An explosive situation
In a video, Gonsalves explained that “the chief medical officer will identify people who have already been vaccinated so they can be transferred to the boats.” The team of the Seismic Centre at the University of the West Indies in Kingston, Jamaica, estimated that the column of ash released from the first explosion rose 10 kilometers above the island. So far it’s been the loudest explosion. But Richard Robertson, a geologist at that university, told a news conference that there could still be worse outbursts. Experts added that the explosive eruptions could continue for days, even weeks. St. Vincent residents also witnessed the terrible phenomenon of the eruptive thunderstorm, which is the formation of lightning in the column of smoke. The volcano last erupted in 1979, but the most dramatic contemporary eruption was in 1902, when 1,600 people died.
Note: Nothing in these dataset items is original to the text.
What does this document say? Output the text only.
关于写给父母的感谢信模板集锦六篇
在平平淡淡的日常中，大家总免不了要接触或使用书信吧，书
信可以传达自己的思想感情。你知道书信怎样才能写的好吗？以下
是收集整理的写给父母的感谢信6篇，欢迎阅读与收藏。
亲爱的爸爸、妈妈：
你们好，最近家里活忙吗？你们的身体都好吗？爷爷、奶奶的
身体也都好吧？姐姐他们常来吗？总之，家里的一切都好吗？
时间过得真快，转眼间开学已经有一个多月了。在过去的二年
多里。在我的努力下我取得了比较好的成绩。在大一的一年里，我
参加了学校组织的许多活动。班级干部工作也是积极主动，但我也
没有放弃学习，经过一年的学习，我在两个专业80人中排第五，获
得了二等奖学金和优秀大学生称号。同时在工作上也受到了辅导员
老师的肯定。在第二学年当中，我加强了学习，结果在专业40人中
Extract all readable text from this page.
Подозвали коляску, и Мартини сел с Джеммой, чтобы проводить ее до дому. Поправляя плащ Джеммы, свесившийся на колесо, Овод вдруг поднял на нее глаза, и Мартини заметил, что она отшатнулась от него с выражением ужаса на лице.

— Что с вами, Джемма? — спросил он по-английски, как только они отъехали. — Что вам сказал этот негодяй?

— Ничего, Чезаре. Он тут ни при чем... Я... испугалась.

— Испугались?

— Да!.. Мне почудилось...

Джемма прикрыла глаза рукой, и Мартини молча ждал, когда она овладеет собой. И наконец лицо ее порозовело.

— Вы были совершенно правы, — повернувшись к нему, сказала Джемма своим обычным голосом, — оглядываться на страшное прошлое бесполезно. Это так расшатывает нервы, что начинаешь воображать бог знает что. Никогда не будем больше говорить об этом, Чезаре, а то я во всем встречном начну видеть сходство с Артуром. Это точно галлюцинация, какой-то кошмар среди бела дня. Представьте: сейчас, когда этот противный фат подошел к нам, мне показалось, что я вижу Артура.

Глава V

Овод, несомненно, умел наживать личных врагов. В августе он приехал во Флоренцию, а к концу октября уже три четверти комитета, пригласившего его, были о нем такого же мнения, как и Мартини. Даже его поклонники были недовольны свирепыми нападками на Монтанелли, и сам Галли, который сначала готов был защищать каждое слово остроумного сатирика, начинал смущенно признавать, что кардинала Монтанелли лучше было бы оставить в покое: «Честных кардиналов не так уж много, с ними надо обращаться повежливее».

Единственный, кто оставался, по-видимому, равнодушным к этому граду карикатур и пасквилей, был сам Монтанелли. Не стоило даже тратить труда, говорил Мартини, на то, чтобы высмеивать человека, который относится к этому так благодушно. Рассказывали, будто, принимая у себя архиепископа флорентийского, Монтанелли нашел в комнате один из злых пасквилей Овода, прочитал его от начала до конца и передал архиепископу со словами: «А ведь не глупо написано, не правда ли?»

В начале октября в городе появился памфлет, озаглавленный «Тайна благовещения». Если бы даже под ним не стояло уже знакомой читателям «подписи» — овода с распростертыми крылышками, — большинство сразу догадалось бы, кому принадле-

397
The possibility of such a tragic scenario happening again agitates the island’s authorities, but evidently their main concern is that people are vaccinated. The point is that most of the evacuees would be housed on the neighboring islands of St. Lucia, Grenada, Barbados and Antigua, which, however, require vaccination before welcoming anyone. “If people are willing to welcome you during a pandemic, they wish you the highest level of protection possible,” Prime Minister Gonsalves commented to the press. An opposition senator, Shevern John, said that many people would be willing to stay on the island in order to reject the shot. “People are very afraid of the vaccine,” Reuters reported. According to data from the World Health Organization reported by Times, only 10% of the approximately 100,000 inhabitants of St. Vincent have been vaccinated so far.
The disaster could last for years
“Not everything will be perfect, but if we all work together … we’ll come out stronger than ever,” Gonsalves said. He also added that it could be months before people can return to their homes. But it all depends on the extent of the eruptions. Experts do not rule out that the disaster may not take months, but years to resolve. And in the meantime, who will guarantee the right to life of those who are “guilty” only of not being vaccinated, as if one could vaccinate oneself? Perhaps the COVID-19 era is already introducing new and heavy forms of discrimination?